Thursday, November 8, 2012

4 Areas Where Better Documentation Can Improve Hospital Revenue


Clinical documentation improvement programs at hospitals usually conjure up notions of coding and health information management, but CDI goes much further. A main tenet of a successful CDI program is that it should lead to an increase in the hospital's revenue because most hospitals fail to capture the actual severity of illness of patients due to inadequate physician documentation.

CDI programs help hospitals better interpret coded data for comparisons, benchmarking and quality reporting, and the resulting documentation improvement benefits the bottom line in a plethora of ways, says Paul Weygandt, MD, JD, vice president of physician services for J.A. Thomas & Associates, a healthcare compliance and documentation firm.

Dr. Weygandt, an orthopedic surgeon, used to be vice president of medical affairs at Conemaugh Health System in Johnstown, Pa. He has been with JATA for the past eight years, helping hospitals that may be losing money from inadequate documentation. He says documentation problems do not just affect physicians and coders — the impact runs all the way up to the C-suite.

"Many CFOs historically have thought of CDI as a branch of the HIM department for the sole purpose of improving their coding," Dr. Weygandt says. "It really is a collaborative process. That's the key."

Here, he explains four areas that impact a hospital's revenue that could also be improved through a successful CDI initiative.

1. Case mix index. CMI is an essential measurement for any hospital CFO and financial department. CMI measures the relative cost needed to treat a hospital's Medicare population, and it explains the types of patients the hospital treats (by co-morbidities, complications, gender, etc.). Basically, it reflects the average severity of illness of all Medicare patients treated at the hospital. The higher the CMI, the more high-revenue services the hospital performs.

Documentation directly impacts CMI. For instance, if physicians are too vague in their descriptions, the result could could be undercoding, which lowers the CMI and leaves revenue on the table. "The starting point [of CDI] is CMI," Dr. Weygandt says. "Every CFO relates CMI to revenue and to any case-based payment methodology."

2. Management of recovery audit contractors. It's no secret that Medicare RACs are aggressively pursuing hospitals and health systems for potential overpayments. In the third quarter of the 2012 federal fiscal year, Medicare RACs collected $657.2 million in overpayments — the highest total of any quarter in the program's history.
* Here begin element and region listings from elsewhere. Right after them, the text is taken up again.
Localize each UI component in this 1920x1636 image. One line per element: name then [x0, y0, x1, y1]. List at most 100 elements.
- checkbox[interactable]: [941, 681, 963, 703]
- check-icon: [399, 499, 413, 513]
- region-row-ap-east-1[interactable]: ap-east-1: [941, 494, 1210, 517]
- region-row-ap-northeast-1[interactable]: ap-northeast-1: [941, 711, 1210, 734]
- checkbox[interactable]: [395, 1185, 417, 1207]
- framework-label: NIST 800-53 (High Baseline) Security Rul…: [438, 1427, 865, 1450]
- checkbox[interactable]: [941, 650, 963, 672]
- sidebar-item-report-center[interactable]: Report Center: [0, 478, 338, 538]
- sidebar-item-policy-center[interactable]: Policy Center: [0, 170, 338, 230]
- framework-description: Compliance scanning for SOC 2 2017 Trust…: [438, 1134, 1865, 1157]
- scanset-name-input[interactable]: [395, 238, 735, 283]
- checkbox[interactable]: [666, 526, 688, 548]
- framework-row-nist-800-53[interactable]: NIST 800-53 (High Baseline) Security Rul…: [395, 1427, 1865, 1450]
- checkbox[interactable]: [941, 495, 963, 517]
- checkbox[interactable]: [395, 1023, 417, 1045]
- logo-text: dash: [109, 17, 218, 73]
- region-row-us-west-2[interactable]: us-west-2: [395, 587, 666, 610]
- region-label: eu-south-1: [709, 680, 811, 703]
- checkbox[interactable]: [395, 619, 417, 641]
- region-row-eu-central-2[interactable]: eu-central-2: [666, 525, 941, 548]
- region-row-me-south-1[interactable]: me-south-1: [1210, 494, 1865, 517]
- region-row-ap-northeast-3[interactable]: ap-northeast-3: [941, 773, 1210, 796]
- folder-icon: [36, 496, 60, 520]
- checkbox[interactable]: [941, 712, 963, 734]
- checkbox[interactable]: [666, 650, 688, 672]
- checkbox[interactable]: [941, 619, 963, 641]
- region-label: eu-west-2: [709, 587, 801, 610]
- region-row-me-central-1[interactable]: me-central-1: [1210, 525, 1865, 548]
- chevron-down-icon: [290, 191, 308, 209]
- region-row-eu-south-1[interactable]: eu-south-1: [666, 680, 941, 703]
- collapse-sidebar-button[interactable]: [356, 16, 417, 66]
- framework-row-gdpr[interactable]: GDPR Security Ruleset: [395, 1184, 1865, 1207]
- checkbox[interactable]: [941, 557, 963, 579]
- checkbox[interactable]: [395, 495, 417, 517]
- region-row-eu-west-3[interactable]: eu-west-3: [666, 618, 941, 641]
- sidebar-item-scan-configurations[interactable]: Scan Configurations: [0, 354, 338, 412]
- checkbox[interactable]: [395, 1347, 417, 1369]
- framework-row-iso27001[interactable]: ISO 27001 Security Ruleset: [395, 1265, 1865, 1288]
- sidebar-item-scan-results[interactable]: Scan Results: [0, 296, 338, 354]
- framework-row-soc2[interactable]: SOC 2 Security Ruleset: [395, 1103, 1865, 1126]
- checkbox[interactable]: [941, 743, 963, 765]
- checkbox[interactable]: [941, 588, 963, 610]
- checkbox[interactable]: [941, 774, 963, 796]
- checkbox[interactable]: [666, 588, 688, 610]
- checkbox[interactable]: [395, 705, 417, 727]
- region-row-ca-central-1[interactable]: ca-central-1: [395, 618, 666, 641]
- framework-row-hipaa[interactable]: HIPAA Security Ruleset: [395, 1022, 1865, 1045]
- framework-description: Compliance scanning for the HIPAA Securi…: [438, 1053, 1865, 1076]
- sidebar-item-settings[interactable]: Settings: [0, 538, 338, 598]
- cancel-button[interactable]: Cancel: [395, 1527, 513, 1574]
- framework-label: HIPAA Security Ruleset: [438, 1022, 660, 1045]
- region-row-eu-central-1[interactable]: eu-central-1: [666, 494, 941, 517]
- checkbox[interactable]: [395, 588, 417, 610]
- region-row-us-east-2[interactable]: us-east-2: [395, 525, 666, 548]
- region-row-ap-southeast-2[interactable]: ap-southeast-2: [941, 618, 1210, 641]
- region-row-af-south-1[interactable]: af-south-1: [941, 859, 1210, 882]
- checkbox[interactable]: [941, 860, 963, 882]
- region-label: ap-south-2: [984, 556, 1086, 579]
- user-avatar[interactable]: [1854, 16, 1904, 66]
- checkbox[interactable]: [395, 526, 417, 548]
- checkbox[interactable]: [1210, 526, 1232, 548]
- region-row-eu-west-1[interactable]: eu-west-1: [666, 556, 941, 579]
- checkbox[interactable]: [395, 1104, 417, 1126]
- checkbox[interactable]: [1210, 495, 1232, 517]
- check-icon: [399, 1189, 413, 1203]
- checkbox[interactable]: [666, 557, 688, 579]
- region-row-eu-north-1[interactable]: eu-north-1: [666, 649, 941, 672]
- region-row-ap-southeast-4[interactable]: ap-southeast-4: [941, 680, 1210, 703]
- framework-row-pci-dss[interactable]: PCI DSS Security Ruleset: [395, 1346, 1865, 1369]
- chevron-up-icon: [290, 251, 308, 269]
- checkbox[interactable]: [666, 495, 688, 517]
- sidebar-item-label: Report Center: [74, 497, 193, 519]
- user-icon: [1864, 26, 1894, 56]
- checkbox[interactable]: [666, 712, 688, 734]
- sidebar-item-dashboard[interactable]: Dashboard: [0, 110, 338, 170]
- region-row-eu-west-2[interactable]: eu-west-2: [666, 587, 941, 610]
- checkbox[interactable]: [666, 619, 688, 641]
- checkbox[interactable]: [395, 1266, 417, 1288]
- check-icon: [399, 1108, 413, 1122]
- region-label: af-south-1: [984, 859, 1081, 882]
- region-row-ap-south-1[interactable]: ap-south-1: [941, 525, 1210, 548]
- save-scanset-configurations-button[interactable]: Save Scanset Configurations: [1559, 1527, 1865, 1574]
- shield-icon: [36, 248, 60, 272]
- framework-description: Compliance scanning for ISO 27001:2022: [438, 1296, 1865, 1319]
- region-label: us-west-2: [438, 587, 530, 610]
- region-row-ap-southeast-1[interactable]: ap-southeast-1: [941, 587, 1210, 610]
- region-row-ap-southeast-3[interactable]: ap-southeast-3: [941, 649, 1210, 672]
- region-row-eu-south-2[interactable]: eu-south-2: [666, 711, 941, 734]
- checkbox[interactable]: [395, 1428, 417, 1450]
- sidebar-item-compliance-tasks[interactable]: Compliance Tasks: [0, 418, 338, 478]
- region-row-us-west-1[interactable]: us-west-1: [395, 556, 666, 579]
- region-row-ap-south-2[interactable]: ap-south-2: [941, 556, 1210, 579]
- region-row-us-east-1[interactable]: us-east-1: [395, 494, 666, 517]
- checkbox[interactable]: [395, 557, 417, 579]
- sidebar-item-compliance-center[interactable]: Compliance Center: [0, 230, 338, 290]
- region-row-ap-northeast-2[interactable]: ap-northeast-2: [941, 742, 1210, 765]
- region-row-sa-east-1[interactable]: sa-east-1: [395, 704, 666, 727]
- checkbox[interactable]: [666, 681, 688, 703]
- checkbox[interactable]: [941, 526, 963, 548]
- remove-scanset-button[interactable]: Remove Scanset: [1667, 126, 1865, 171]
A CDI program can refine and clean up a hospital's claims, which could both provide payment justification to RACs and allow a hospital to spend less administrative resources on managing the RAC process. "Hospital CFOs are acutely aware of short-stay admissions and observation stays monitored [by RACs]," Dr. Weygandt says. "Correct coding of medical necessity for admission is a huge revenue cycle focus. And that's all driven by physician documentation and medical necessity for admission."

3. Quality standards and readmissions. Under the Patient Protection and Affordable Care Act, Medicare readmissions penalties are now under way across all hospitals. Hospitals stand to lose portions of their Medicare funds if their readmission rates are too high, and Dr. Weygandt says readmissions and other quality standards — such as hospital-acquired infections — are often defined by documentation.

This is where the finance, HIM and clinical departments must collaborate. This is especially true for the hospital CFO and CMO. Dr. Weygandt says in order for a hospital to maintain high clinical quality scores, thus maintaining appropriate revenue, CFOs and CMOs must incorporate each other's mindsets into their strategic planning. CFOs must be mindful of clinical standards, while CMOs must be aware of the hospital's cash flow — and better documentation connects the two ideas together.

"There is a blurring between the silos of CMOs and CFOs," Dr. Weygandt says. "CFOs have to be more conscious of quality, and CMOs have to be more conscious of maintaining appropriate revenue, limiting readmissions and preparing for accountable care."

4. ICD-10. CDI initiatives are most closely linked to coding projects, and no coding project is bigger right now than ICD-10. CDI programs could directly help a hospital's ICD-10 implementation, which will affect a hospital's bottom line and budget planning in numerous ways — ranging from IT changes to staff training.

"ICD-10 will be a big transition for the revenue cycle," Dr. Weygandt says. "It's a perfect time for CFOs and CMOs to build the appropriate infrastructure for success, if they don't already have it."

Executive and physician leadership
Dr. Weygandt has more than two decades of experience as a physician leader and CDI specialist, and he reiterates that in order for CDI programs to be successful and assure appropriate hospital revenue, there must be physician buy-in. Hospital executives will need to put their physician relationship skills to the test, and selling the idea rather than ordering a mandate will lead to the desired result.

"A documentation program only succeeds with the cooperation of medical staff," Dr. Weygandt says. "I would push to have the program structured under the medical staff's direction to some extent. For example, it's easier to get physician cooperation if documentation initiatives are driven by physician leadership. If this is thrown at a medical staff, it may be accepted, rejected or somewhere in between."